Vijnana proceeds by differentiating between a koan as the object of reflection and the person who reflects on it. However, the whole point about a koan is not to attach any specific object to this koan or that. Without attaching any specific object and, therefore, meaning, a koan serves the role of guiding us into the world of prajna-intuition where the whole truth underlying all existences is revealed. And that revelation, we are told, usually comes to us in a flash of insight called Zen-experience.

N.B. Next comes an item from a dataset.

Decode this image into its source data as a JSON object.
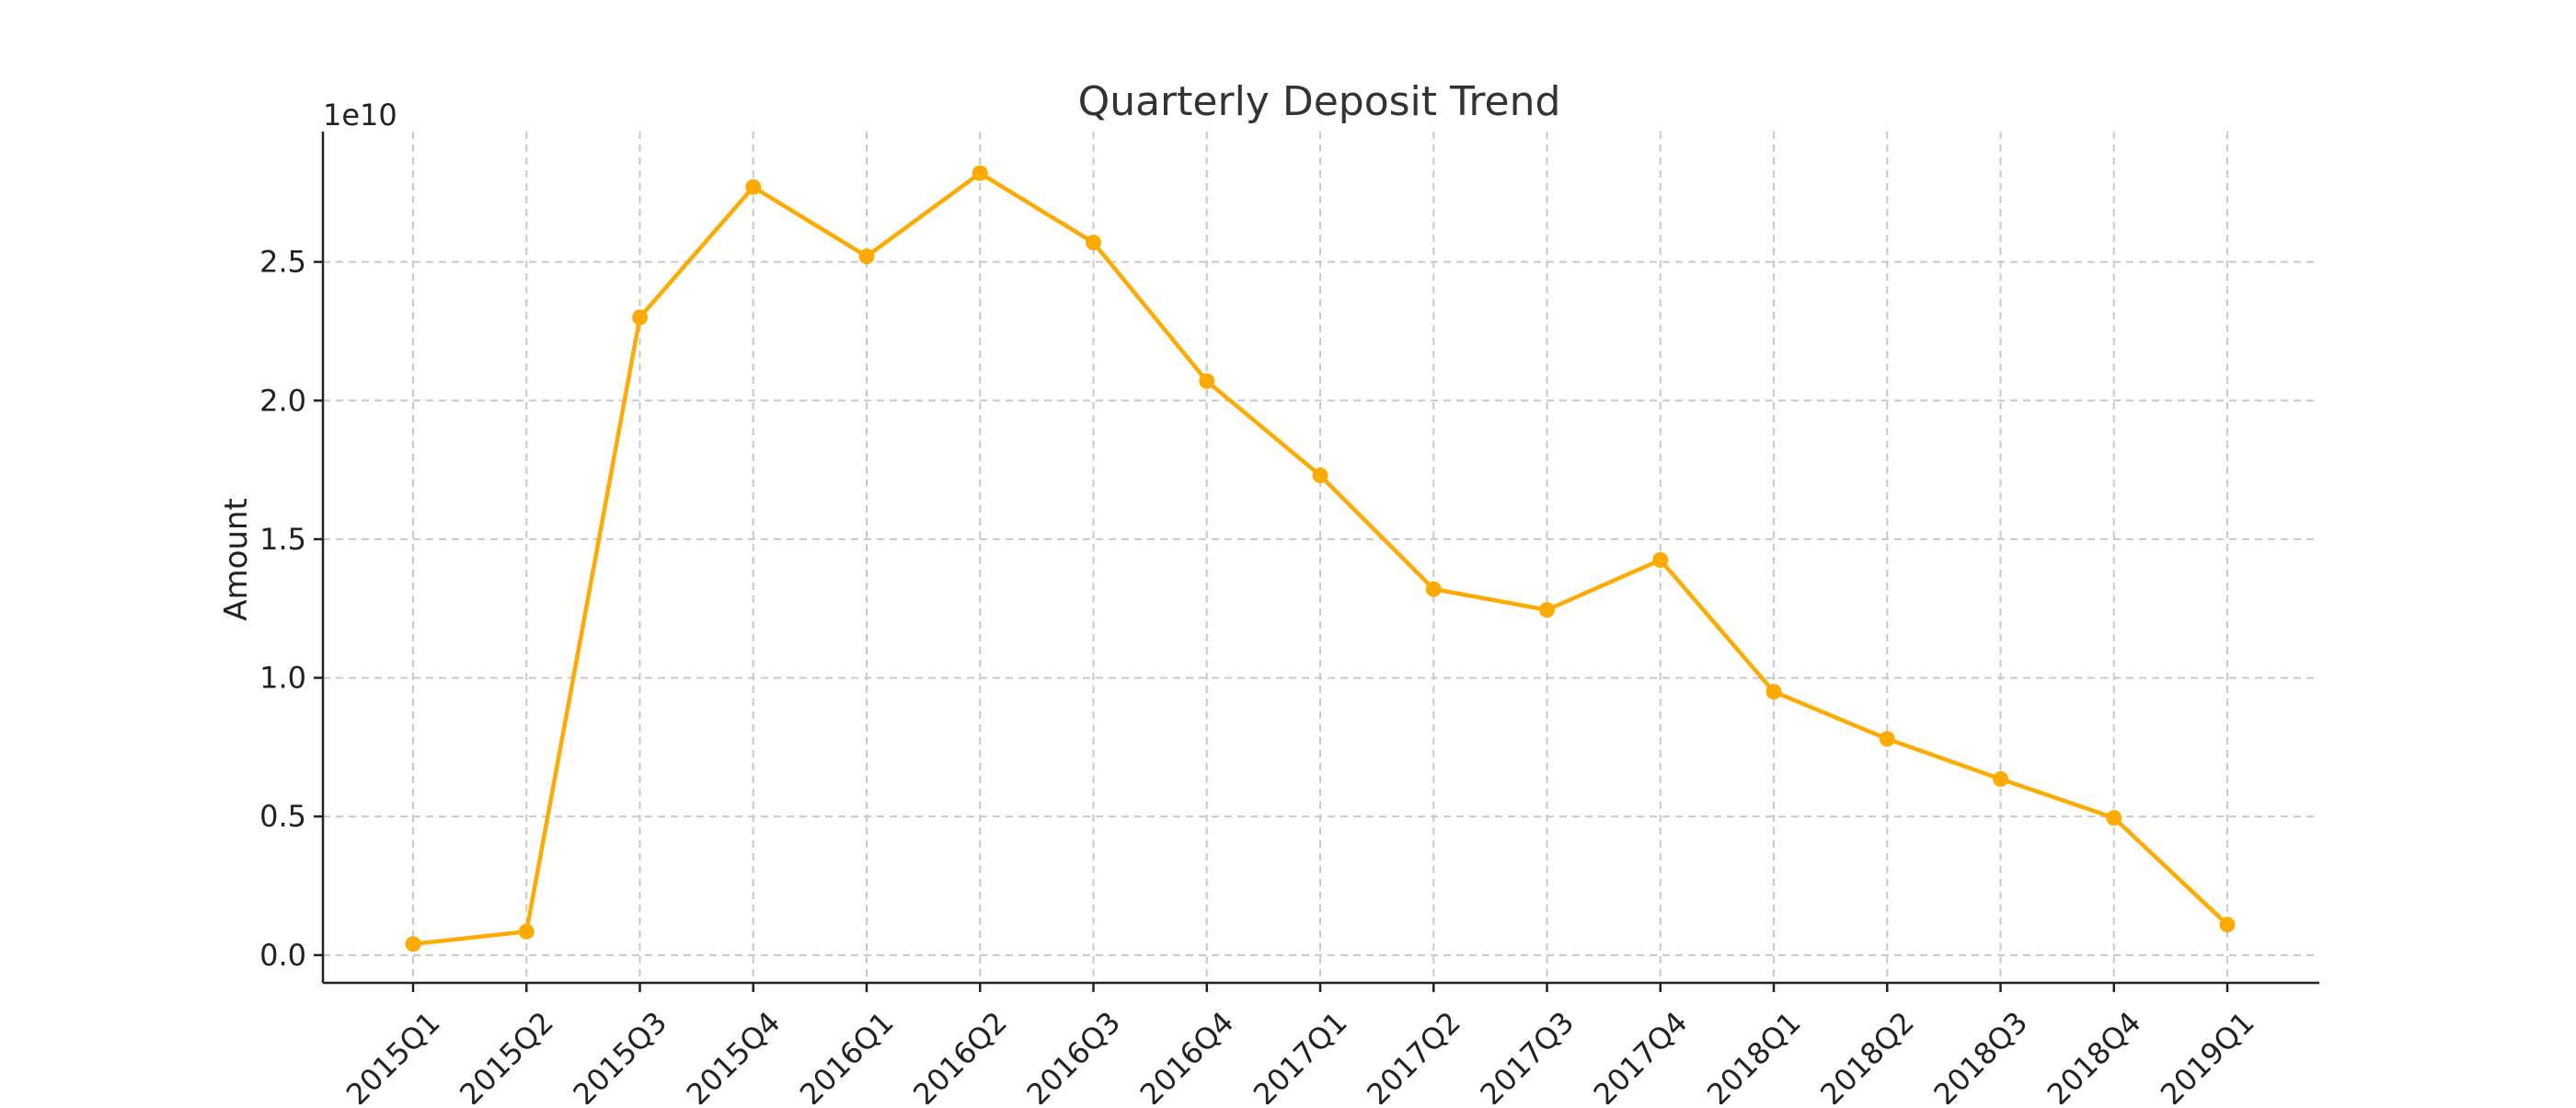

This does not mean, however, that Zen denies the role of gradual learning, as Master Shen Yen points out: “Chan (Zen in Japanese) does teach gradual methods to beginning practitioners, but if a person has a solid foundation in meditation practice, a Chan master will try to guide them towards sudden enlightenment.”1 As a matter of fact, a Zen master employs a kind of dialectic called mondo for beginning practitioners before they are judged to be ready for sudden enlightenment. But the logical argument employed in Zen is very different from Aristotelian syllogism, for example, that leads us to a comfortable coincidence between the logical conclusion and our common-sense understanding of the world when properly applied. A favorite example used by philosophers to illustrate Aristotelian syllogism is the following: All men are mortal. Socrates is a man. Hence, Socrates is mortal. It is because prajna invites us into the world in which the seer is the seen and the seen is the seer that Zen resorts to paradoxical statements known as koan, as explained by Suzuki: “Paradoxical statements are therefore characteristic of prajna-intuition. As it transcends vijnana or logic, it does not mind contradicting itself; it knows that a contradiction is the outcome of differentiation, which is the work of vijnana.”2

As it comes as a result of prajna-intuition, Zen-enlightenment is neither an intellectual nor an emotional experience. As such, Zen-experience is unlike any common-sense experience of the world around us. In fact, we are asked to abandon all of our conventional concepts, ideas, and judgments. To quote the Japanese Zen master Dogen: “Drop all relationships, set aside all activities. Do not think about what is good or evil, and do not try to judge right from wrong. Do not try to control perceptions or conscious awareness, nor attempt to figure out your feelings, ideas, or viewpoints.”3

Confronted with contradictions that logical reasoning leads us into, we become aware that there are aspects to the world around us beyond our normal, logical comprehension of it. Zen thus urges us to skip over the logical comprehension of the way the world is, and to experience directly the totality of the world with prajna-intuition. The totality of the world around us contains not just the conventional and manifest world around us but also the transcendent world, or the world of ultimate reality. Having abandoned our intellectual endeavor to comprehend the world around us, Zen then urges us to come back to that world, going through our daily acts of living with the insight we have acquired. Indeed, when we have reached that stage of development in our practice, we no longer need koans. To quote Master Shen Yen again, “Chan transcends the ordinary and then returns to the ordinary.”4

  1. Master ShenYen, Tea Words: Early Chan Lectures in America (1980-1997), Elmhurst: Dharma Drum Publications, 2012, p. 150.
  2. Suzuki, D. T., Studies in Zen, New York: Dell Publishing, 1955, pp. 94-95.
  3. Dogen, Fukan Zazen-gi, as quoted in Wright, Thomas, “Tenzo Kyokun: Instructions for the Zen Cook” in Dogen/Uchiyama, How To Cook Your Life, Boston: Shambhala, 2005, p. 20.
  4. Master ShenYen, op. cit., p. 68.